Thanks.

But is this for both egress and ingress?
And I think the command refers to a prosentage of the interface speed.
If it is a gigabit interface srr-queue bandwidth limit 30 will give 300Mbps?

Do not know if it refers to potential, or actual speed of interface, as in what happends if you have 100Mbps clients connected to a gigabit interface on switch, still 300Mbps, or 30Mbps??

Hello,

I am sorry. I copied and pasted your interface and did not notice it is Gig interface. The number is percentage. It is for (edited) just egress. It just idles your interfece for 70 percent of time if you set it 30. I used them on fastethernet interfaces and the result was satisfyning.

I have not tried them on Gig interfaces. Please try them and give me your feedback.

Masoud

Disclaimer

The Author of this posting offers the information contained within this posting without consideration and with the reader's understanding that there's no implied or expressed suitability or fitness for any purpose. Information provided is for informational purposes only and should not be construed as rendering professional advice of any kind. Usage of this posting's information is solely at reader's own risk.

Liability Disclaimer

In no event shall Author be liable for any damages wha2tsoever (including, without limitation, damages for loss of use, data or profit) arising out of the use or inability to use the posting's information even if Author has been advised of the possibility of such damage.

Posting

Have you tested bandwidth limit for ingress, as the manual seems to imply it's just for output?

srr-queue bandwidth limit

Thanks Joseph for mentioning that. I checked the command and noticed it is only for egress traffic. As for Gig interface, you can change the interface speed to achieve the desired bandwidth.

Respect,

Masoud

Hello,

I look into that command with more detail. Srr-queue bandwidth is for both egress and ingress; however, srr-queue bandwidth limit is only for egress. In order to limit ingress, you need to use police. You can use police for both, but police kills the traffic by tail dropping.

When you set the speed of interface 100M, 50 percent of 100M will be counted by SRR which is 50M.

This is the config for interface Ge 1/0/5. Repeat the config for other interface with the same rule.

mls qos
policy-map rate-50M
class class-default
police 50000000 bc 8000 exceed-action drop

int fa Ge 1/0/5

speed 100
srr-queue bandwidth limit 50 (egress)
service-policy input rate-50M (ingress)

Masoud

Disclaimer

The Author of this posting offers the information contained within this posting without consideration and with the reader's understanding that there's no implied or expressed suitability or fitness for any purpose. Information provided is for informational purposes only and should not be construed as rendering professional advice of any kind. Usage of this posting's information is solely at reader's own risk.

Liability Disclaimer

In no event shall Author be liable for any damages wha2tsoever (including, without limitation, damages for loss of use, data or profit) arising out of the use or inability to use the posting's information even if Author has been advised of the possibility of such damage.

Posting

Masoud is nicely showing what my other post's PS was referring.

In order to limit ingress, you need to use police.
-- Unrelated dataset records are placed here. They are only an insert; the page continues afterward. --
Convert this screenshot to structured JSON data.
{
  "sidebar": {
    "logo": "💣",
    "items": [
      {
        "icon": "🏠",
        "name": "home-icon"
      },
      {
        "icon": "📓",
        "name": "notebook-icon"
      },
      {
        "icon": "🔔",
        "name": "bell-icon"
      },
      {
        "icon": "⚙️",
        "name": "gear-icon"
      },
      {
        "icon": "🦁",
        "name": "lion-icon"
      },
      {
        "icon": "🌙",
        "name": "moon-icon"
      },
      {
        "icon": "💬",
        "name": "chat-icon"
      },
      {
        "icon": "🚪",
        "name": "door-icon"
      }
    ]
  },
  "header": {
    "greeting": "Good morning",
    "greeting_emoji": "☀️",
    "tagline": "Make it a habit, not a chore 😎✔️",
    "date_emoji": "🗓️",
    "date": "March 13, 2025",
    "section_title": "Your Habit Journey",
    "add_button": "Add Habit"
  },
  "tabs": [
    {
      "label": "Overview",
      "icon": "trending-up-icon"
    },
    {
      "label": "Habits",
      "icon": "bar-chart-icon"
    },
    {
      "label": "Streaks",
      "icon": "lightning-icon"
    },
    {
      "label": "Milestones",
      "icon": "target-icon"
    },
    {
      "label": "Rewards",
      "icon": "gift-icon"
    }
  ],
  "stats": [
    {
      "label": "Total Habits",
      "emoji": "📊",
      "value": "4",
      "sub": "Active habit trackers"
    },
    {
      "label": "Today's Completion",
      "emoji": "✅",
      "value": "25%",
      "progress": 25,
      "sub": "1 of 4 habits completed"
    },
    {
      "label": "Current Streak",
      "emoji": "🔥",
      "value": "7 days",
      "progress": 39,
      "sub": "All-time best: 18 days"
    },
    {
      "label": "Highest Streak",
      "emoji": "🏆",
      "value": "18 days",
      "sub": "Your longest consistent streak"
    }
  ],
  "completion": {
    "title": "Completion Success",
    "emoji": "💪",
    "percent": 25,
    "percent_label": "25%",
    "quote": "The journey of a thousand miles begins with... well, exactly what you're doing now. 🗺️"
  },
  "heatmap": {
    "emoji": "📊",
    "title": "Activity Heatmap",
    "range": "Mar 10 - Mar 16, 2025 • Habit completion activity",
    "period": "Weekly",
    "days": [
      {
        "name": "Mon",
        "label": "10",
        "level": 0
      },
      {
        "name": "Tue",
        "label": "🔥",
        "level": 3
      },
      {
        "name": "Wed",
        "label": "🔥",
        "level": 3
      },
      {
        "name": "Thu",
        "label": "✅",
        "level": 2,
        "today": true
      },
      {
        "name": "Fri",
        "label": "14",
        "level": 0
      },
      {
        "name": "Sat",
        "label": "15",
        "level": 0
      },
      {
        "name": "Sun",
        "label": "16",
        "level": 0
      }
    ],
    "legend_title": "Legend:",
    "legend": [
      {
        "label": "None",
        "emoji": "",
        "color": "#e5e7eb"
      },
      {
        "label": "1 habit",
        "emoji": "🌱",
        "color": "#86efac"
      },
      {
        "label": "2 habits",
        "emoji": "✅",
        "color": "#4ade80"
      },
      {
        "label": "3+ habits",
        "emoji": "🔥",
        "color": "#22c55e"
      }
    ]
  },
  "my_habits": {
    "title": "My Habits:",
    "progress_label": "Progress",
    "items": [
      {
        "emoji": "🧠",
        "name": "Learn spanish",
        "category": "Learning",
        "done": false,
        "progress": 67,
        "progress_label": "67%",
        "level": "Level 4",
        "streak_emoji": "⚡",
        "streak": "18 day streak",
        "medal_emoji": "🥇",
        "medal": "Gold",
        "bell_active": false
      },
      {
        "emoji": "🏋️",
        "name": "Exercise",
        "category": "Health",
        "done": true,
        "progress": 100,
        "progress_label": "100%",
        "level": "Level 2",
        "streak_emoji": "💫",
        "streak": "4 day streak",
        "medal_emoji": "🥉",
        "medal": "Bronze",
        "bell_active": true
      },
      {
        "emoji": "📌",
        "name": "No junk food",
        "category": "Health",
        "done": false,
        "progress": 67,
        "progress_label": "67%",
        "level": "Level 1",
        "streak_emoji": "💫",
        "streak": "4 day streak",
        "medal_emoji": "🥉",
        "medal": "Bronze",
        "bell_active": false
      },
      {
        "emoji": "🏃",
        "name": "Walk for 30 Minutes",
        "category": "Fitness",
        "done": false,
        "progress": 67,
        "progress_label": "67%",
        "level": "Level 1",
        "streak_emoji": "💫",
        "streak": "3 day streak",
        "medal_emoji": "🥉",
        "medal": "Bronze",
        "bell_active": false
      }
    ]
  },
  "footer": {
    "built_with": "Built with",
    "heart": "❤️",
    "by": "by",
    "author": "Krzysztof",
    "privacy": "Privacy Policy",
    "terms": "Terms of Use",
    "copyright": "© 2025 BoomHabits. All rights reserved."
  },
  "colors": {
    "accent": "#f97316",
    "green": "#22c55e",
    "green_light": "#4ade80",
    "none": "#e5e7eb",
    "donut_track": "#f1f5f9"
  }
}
You can use police for both, but police kills the traffic by tail dropping.

I'm not sure you can police, per port, egress on a 3750.
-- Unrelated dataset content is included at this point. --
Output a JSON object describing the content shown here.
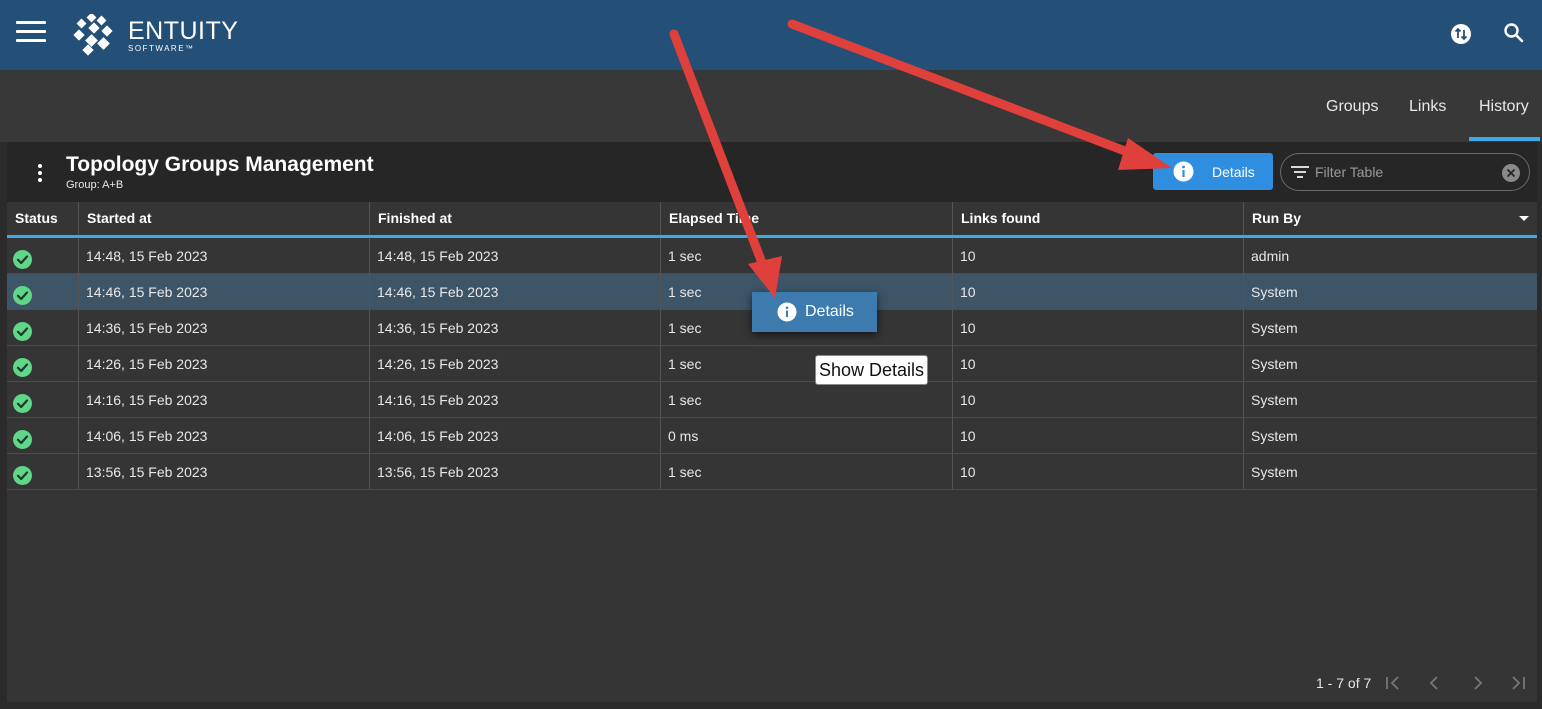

Masoud's statement, that policing kills traffic by tail dropping (as do shapers or interface queues will do), I don't believe to be fully accurate.  Masoud might be referring to policing often is more adverse to traffic than a shaper or interface queuing.
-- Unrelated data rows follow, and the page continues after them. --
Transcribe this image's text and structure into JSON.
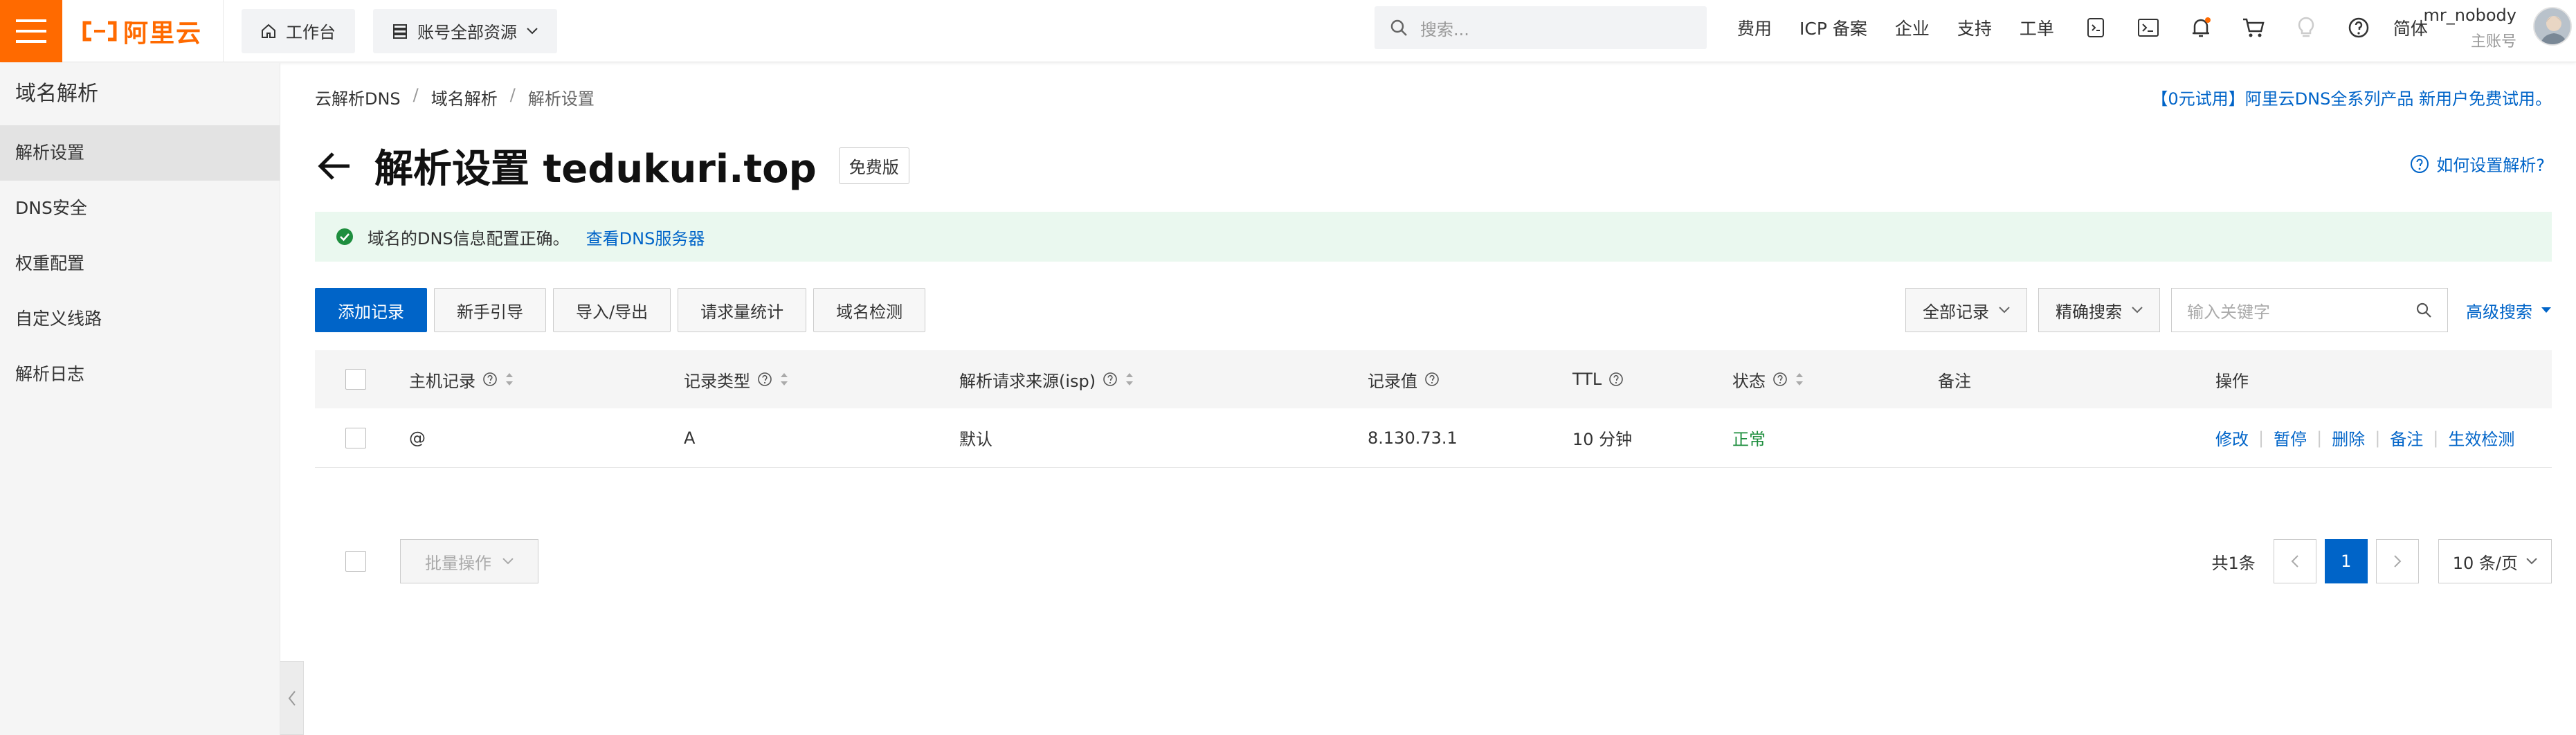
{
  "header": {
    "logo_text": "阿里云",
    "workbench_label": "工作台",
    "resource_label": "账号全部资源",
    "search_placeholder": "搜索...",
    "links": [
      "费用",
      "ICP 备案",
      "企业",
      "支持",
      "工单"
    ],
    "language_label": "简体",
    "user_name": "mr_nobody",
    "user_role": "主账号",
    "brand_color": "#ff6a00"
  },
  "sidebar": {
    "title": "域名解析",
    "items": [
      {
        "label": "解析设置",
        "active": true
      },
      {
        "label": "DNS安全",
        "active": false
      },
      {
        "label": "权重配置",
        "active": false
      },
      {
        "label": "自定义线路",
        "active": false
      },
      {
        "label": "解析日志",
        "active": false
      }
    ]
  },
  "breadcrumb": {
    "items": [
      "云解析DNS",
      "域名解析",
      "解析设置"
    ],
    "separator": "/"
  },
  "promo_text": "【0元试用】阿里云DNS全系列产品 新用户免费试用。",
  "page": {
    "title": "解析设置 tedukuri.top",
    "badge": "免费版",
    "help_link": "如何设置解析?"
  },
  "alert": {
    "message": "域名的DNS信息配置正确。",
    "link": "查看DNS服务器",
    "color": "#eaf8ef"
  },
  "toolbar": {
    "buttons": [
      "添加记录",
      "新手引导",
      "导入/导出",
      "请求量统计",
      "域名检测"
    ],
    "filter_all": "全部记录",
    "filter_match": "精确搜索",
    "keyword_placeholder": "输入关键字",
    "advanced_search": "高级搜索",
    "accent": "#0064c8"
  },
  "table": {
    "columns": [
      "主机记录",
      "记录类型",
      "解析请求来源(isp)",
      "记录值",
      "TTL",
      "状态",
      "备注",
      "操作"
    ],
    "rows": [
      {
        "host": "@",
        "type": "A",
        "isp": "默认",
        "value": "8.130.73.1",
        "ttl": "10 分钟",
        "status": "正常",
        "remark": "",
        "actions": [
          "修改",
          "暂停",
          "删除",
          "备注",
          "生效检测"
        ]
      }
    ]
  },
  "footer": {
    "batch_label": "批量操作",
    "total_label": "共1条",
    "current_page": "1",
    "page_size": "10 条/页"
  }
}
The big differences with a policer, unlike a shaper or interface queue, they don't queue packets, they drop packets that exceed some count of bandwidth usage during some time interval.  As they don't queue, they often will drop packets that an interface queue or shaper would not.  However, similar to how a queue's impact to dropping might be adjusted by how large a queue it supports, policing's impact can be adjusted by how large a time interval it measures bandwidth against.

This Cisco whitepaper compares policing vs. shaping: http://www.cisco.com/c/en/us/support/docs/quality-of-service-qos/qos-policing/19645-policevsshape.html

One last item to know, Cisco documents the srr-queue bandwidth limit command as being inexact.

Usage Guidelines

If you configure this command to 80 percent, the port is idle 20 percent of the time. The line rate drops to 80 percent of the connected speed. These values are not exact because the hardware adjusts the line rate in increments of six.

So, although in theory what Masoud is showing is correct, in practice, if you really must not exceed some bandwidth rate, you may need to set the limit "slower" than you really desire.